Polpo arrosto, a pile of parsley pesto-coated potatoes tossed with tiny black cured olives mounded mid-plate and topped with crunchy garlic slices, haricots verts, and crispy grilled chunks of fresh octopus, elevates both seafood and salad to an ethereal level. Although I do not usually order octopus because of the texture when prepared incorrectly, this salad was simply and complicatedly delicious. Playing with textures, from soft to crisp to tender, this salad can stand in as a main course or be savored as an appetizer.
Any visitor to Al Mare must try the chitarrine neri ai frutti di mare, which features squid ink pasta below mussels, clams, shrimp, and squid in a tangy tomato broth. Imagine a plethora of freshly cooked seafood on top of and immersed in black seaweed that is actually fresh al dente black pasta; that is exactly what you get in this playful dish.

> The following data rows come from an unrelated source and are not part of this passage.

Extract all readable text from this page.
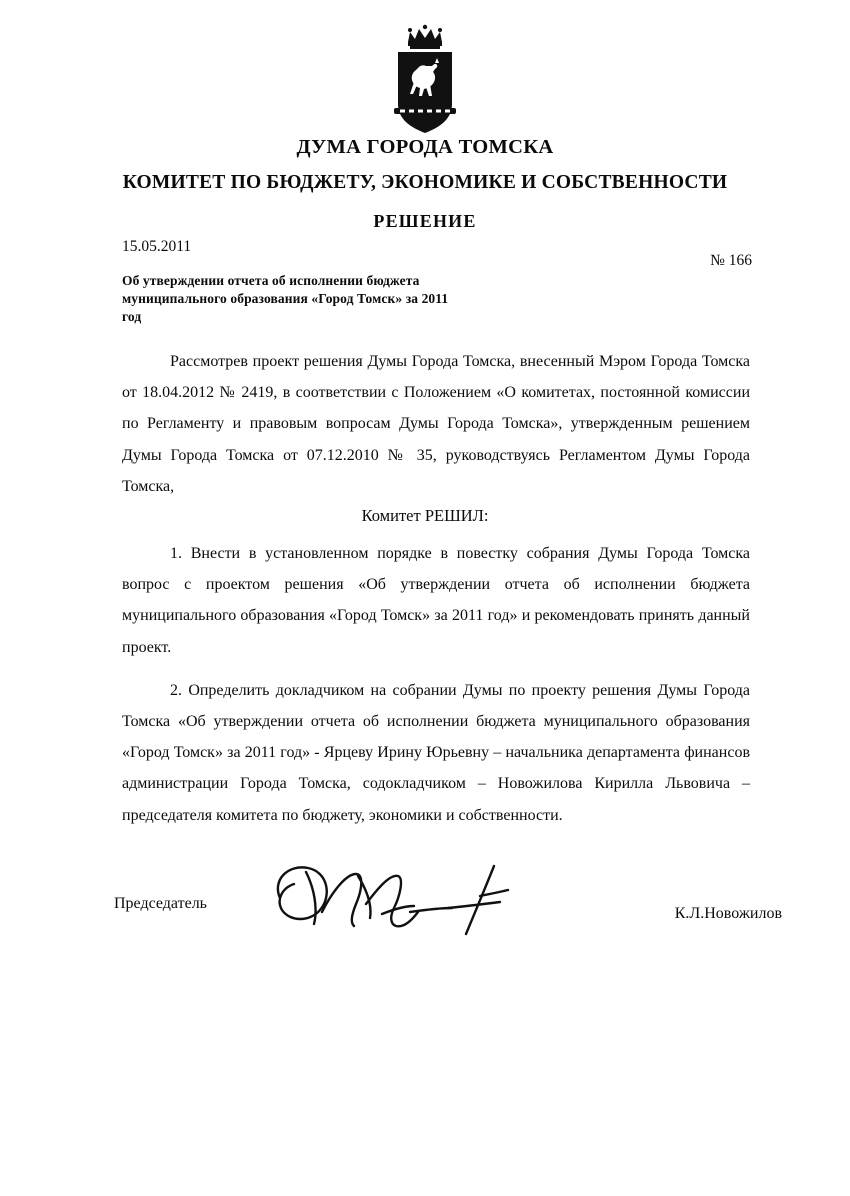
ДУМА ГОРОДА ТОМСКА
КОМИТЕТ ПО БЮДЖЕТУ, ЭКОНОМИКЕ И СОБСТВЕННОСТИ
РЕШЕНИЕ
15.05.2011
№ 166
Об утверждении отчета об исполнении бюджета муниципального образования «Город Томск» за 2011 год

Рассмотрев проект решения Думы Города Томска, внесенный Мэром Города Томска от 18.04.2012 № 2419, в соответствии с Положением «О комитетах, постоянной комиссии по Регламенту и правовым вопросам Думы Города Томска», утвержденным решением Думы Города Томска от 07.12.2010 № 35, руководствуясь Регламентом Думы Города Томска,

Комитет РЕШИЛ:

1. Внести в установленном порядке в повестку собрания Думы Города Томска вопрос с проектом решения «Об утверждении отчета об исполнении бюджета муниципального образования «Город Томск» за 2011 год» и рекомендовать принять данный проект.

2. Определить докладчиком на собрании Думы по проекту решения Думы Города Томска «Об утверждении отчета об исполнении бюджета муниципального образования «Город Томск» за 2011 год» - Ярцеву Ирину Юрьевну – начальника департамента финансов администрации Города Томска, содокладчиком – Новожилова Кирилла Львовича – председателя комитета по бюджету, экономики и собственности.

Председатель
К.Л.Новожилов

Another must try at Al Mare is the pizza. We sampled the Giacomo, made with tomato sauce, Parmesan cheese, anchovies, Taggiasche olives, burrata, and basil. I loved the chewy texture, faint olive oil taste, and charred bottom of the crust combined with the salty olives, creamy burrata, and crispy basil. We also enjoyed the eggplant lasagna and gnocchi con granchio.
Chef Pettinari stopped by our table toward the end of our meal to bring dessert. He told us the wife of an investor of the restaurant complained there was not a chocolate dessert on the menu so the chef created what he calls “Cioccolato,” or chocolate fantasy, just for her. The platter consists of chocolate six ways: liquid, ice cream, brûlée, lava, mousse, and fudge. As a self-proclaimed chocoholic, I can say this was one of the most decadent chocolate desserts I have ever seen or tried. It was incredible.
Al Mare has a modern rustic Italian style, with wine bottle chandeliers and 1950s chairs at dark wooden tables. The restaurant occupies three stories with an outdoor patio on top, a patio and small dining room (and the kitchen) on the second level, and two dining rooms and a bar with indoor and outdoor seating on the primary level. With so many spaces and uses, the restaurant is prepared to host events and private parties year round. Huge glass walls and windows around the building mean Al Mare’s views are as magnificent as only the beauty of the Southern California coastline can provide. And the view of the Ferris wheel is the bomb, too!